Apocrine glands are concentrated primarily in the armpits and groin area, opening into hair follicles. Active only after puberty, they produce a thicker sweat rich in lipids, proteins, and steroids. This apocrine secretion is initially odorless, but it serves as a nutrient-rich substrate for skin bacteria. When bacteria metabolize these compounds, they produce volatile organic compounds, which are the source of body odor.
The Role of the ABCC11 Gene
The variation in body odor is attributed to the ABCC11 gene (ATP-binding cassette transporter sub-family C member 11). This gene provides instructions for a protein that acts as a transporter, moving molecules across cell membranes in certain glands. A single-nucleotide polymorphism—a change from guanine (G) to adenine (A)—results in a non-functional version of the ABCC11 protein.
Individuals who inherit two copies of this variant (the AA genotype) produce a non-functional transporter. This genetic change significantly alters apocrine sweat composition by preventing the secretion of odor-producing precursor molecules. The non-functional ABCC11 gene is highly prevalent in East Asian populations, including Koreans, often reaching 80% to 95% frequency. This contrasts sharply with African and European populations, where the ancestral G allele, associated with functional sweat secretion and odor, is the norm.
The ABCC11 gene variant also determines the type of earwax a person produces. The ancestral G allele is associated with “wet” and sticky earwax, common globally. Conversely, the non-functional A allele, common in East Asians, results in “dry,” flaky earwax. This dry earwax phenotype is a visible indicator of the genotype associated with reduced body odor. The mutation may have offered an adaptive advantage in colder climates by reducing sweat gland activity, thereby helping to preserve body heat.
Genetic Influence on Body Odor
The non-functional ABCC11 gene variant results in a significant reduction in underarm body odor. Since the variant prevents the necessary fatty and protein components from being transported into the apocrine sweat, the bacteria on the skin’s surface are effectively starved of their primary food source. With less substrate to metabolize, the production of volatile organic compounds—the source of the smell—is dramatically reduced or absent.

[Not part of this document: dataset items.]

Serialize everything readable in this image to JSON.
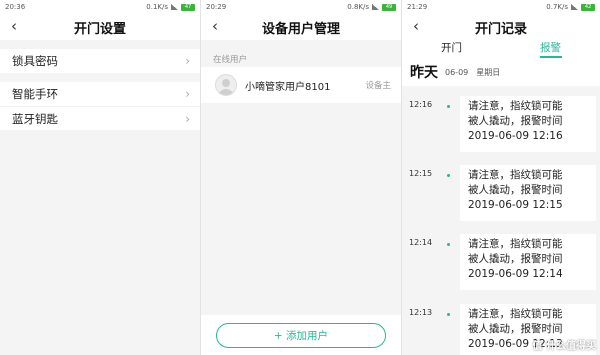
{
  "screens": {
    "lock_settings": {
      "status_time": "20:36",
      "status_speed": "0.1K/s",
      "battery": "47",
      "title": "开门设置",
      "group1": [
        {
          "label": "锁具密码"
        }
      ],
      "group2": [
        {
          "label": "智能手环"
        },
        {
          "label": "蓝牙钥匙"
        }
      ]
    },
    "user_management": {
      "status_time": "20:29",
      "status_speed": "0.8K/s",
      "battery": "49",
      "title": "设备用户管理",
      "section_label": "在线用户",
      "user": {
        "name": "小嘀管家用户8101",
        "role": "设备主"
      },
      "add_button": "+ 添加用户"
    },
    "door_log": {
      "status_time": "21:29",
      "status_speed": "0.7K/s",
      "battery": "42",
      "title": "开门记录",
      "tabs": [
        {
          "label": "开门"
        },
        {
          "label": "报警"
        }
      ],
      "active_tab": "报警",
      "day": {
        "label": "昨天",
        "date": "06-09",
        "weekday": "星期日"
      },
      "entries": [
        {
          "time": "12:16",
          "lines": [
            "请注意，指纹锁可能",
            "被人撬动，报警时间",
            "2019-06-09 12:16"
          ]
        },
        {
          "time": "12:15",
          "lines": [
            "请注意，指纹锁可能",
            "被人撬动，报警时间",
            "2019-06-09 12:15"
          ]
        },
        {
          "time": "12:14",
          "lines": [
            "请注意，指纹锁可能",
            "被人撬动，报警时间",
            "2019-06-09 12:14"
          ]
        },
        {
          "time": "12:13",
          "lines": [
            "请注意，指纹锁可能",
            "被人撬动，报警时间",
            "2019-06-09 12:13"
          ]
        }
      ]
    }
  },
  "icons": {
    "back": "back-arrow-icon",
    "chevron": "chevron-right-icon",
    "avatar": "user-avatar-icon"
  },
  "colors": {
    "accent": "#2bb598",
    "battery": "#3cb43c"
  },
  "watermark": "值 什么值得买"
}
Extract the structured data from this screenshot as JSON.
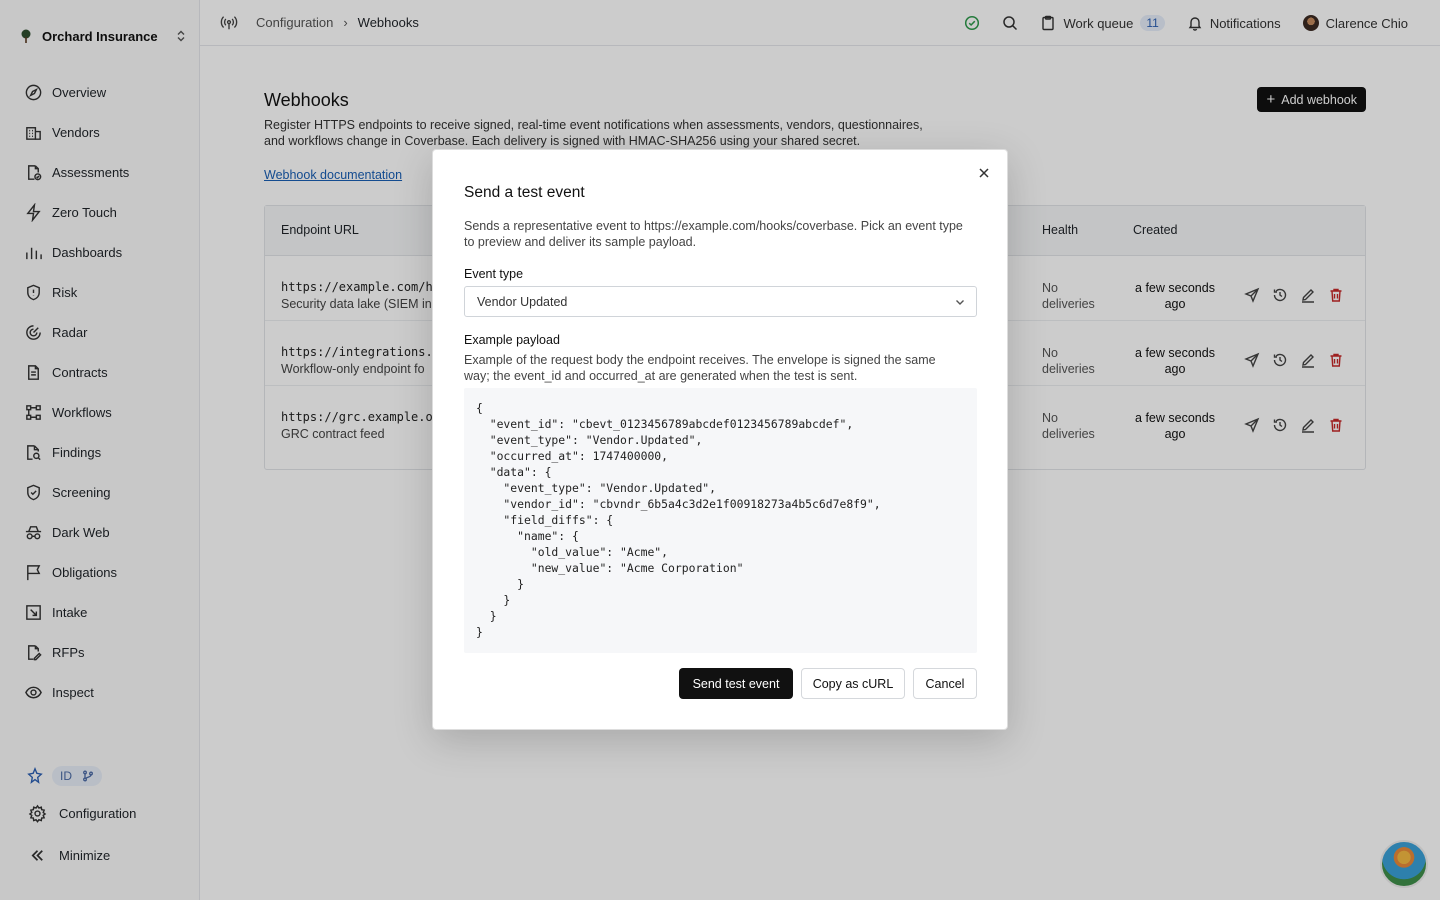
{
  "org": {
    "name": "Orchard Insurance"
  },
  "sidebar": {
    "items": [
      {
        "label": "Overview",
        "icon": "compass-icon"
      },
      {
        "label": "Vendors",
        "icon": "building-icon"
      },
      {
        "label": "Assessments",
        "icon": "file-check-icon"
      },
      {
        "label": "Zero Touch",
        "icon": "bolt-icon"
      },
      {
        "label": "Dashboards",
        "icon": "bar-chart-icon"
      },
      {
        "label": "Risk",
        "icon": "shield-alert-icon"
      },
      {
        "label": "Radar",
        "icon": "radar-icon"
      },
      {
        "label": "Contracts",
        "icon": "document-icon"
      },
      {
        "label": "Workflows",
        "icon": "workflow-icon"
      },
      {
        "label": "Findings",
        "icon": "search-file-icon"
      },
      {
        "label": "Screening",
        "icon": "shield-check-icon"
      },
      {
        "label": "Dark Web",
        "icon": "incognito-icon"
      },
      {
        "label": "Obligations",
        "icon": "flag-icon"
      },
      {
        "label": "Intake",
        "icon": "inbox-arrow-icon"
      },
      {
        "label": "RFPs",
        "icon": "file-edit-icon"
      },
      {
        "label": "Inspect",
        "icon": "eye-icon"
      }
    ],
    "id_pill": "ID",
    "configuration": "Configuration",
    "minimize": "Minimize"
  },
  "topbar": {
    "breadcrumb_parent": "Configuration",
    "breadcrumb_current": "Webhooks",
    "work_queue_label": "Work queue",
    "work_queue_count": "11",
    "notifications_label": "Notifications",
    "user_name": "Clarence Chio"
  },
  "page": {
    "title": "Webhooks",
    "description": "Register HTTPS endpoints to receive signed, real-time event notifications when assessments, vendors, questionnaires, and workflows change in Coverbase. Each delivery is signed with HMAC-SHA256 using your shared secret.",
    "doc_link": "Webhook documentation",
    "add_button": "Add webhook"
  },
  "table": {
    "columns": {
      "endpoint": "Endpoint URL",
      "health": "Health",
      "created": "Created"
    },
    "rows": [
      {
        "url": "https://example.com/h",
        "desc": "Security data lake (SIEM in",
        "health": "No deliveries",
        "created": "a few seconds ago"
      },
      {
        "url": "https://integrations.",
        "desc": "Workflow-only endpoint fo",
        "health": "No deliveries",
        "created": "a few seconds ago"
      },
      {
        "url": "https://grc.example.o",
        "desc": "GRC contract feed",
        "health": "No deliveries",
        "created": "a few seconds ago"
      }
    ]
  },
  "modal": {
    "title": "Send a test event",
    "description": "Sends a representative event to https://example.com/hooks/coverbase. Pick an event type to preview and deliver its sample payload.",
    "event_type_label": "Event type",
    "event_type_value": "Vendor Updated",
    "payload_label": "Example payload",
    "payload_help": "Example of the request body the endpoint receives. The envelope is signed the same way; the event_id and occurred_at are generated when the test is sent.",
    "payload": "{\n  \"event_id\": \"cbevt_0123456789abcdef0123456789abcdef\",\n  \"event_type\": \"Vendor.Updated\",\n  \"occurred_at\": 1747400000,\n  \"data\": {\n    \"event_type\": \"Vendor.Updated\",\n    \"vendor_id\": \"cbvndr_6b5a4c3d2e1f00918273a4b5c6d7e8f9\",\n    \"field_diffs\": {\n      \"name\": {\n        \"old_value\": \"Acme\",\n        \"new_value\": \"Acme Corporation\"\n      }\n    }\n  }\n}",
    "send_button": "Send test event",
    "curl_button": "Copy as cURL",
    "cancel_button": "Cancel"
  }
}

This difference is purely a genetic trait, independent of personal hygiene practices. Research has shown that individuals with the non-odor-producing genotype (AA) have a different microbial community in their armpits compared to those with the odor-producing genotype (GG or GA). The presence of the functional ABCC11 protein (G allele) encourages the growth of bacteria like Corynebacterium, which are efficient at creating strong, characteristic body odors. People with the non-functional ABCC11 variant tend to have a less diverse bacterial composition, resulting in minimal or neutral odors.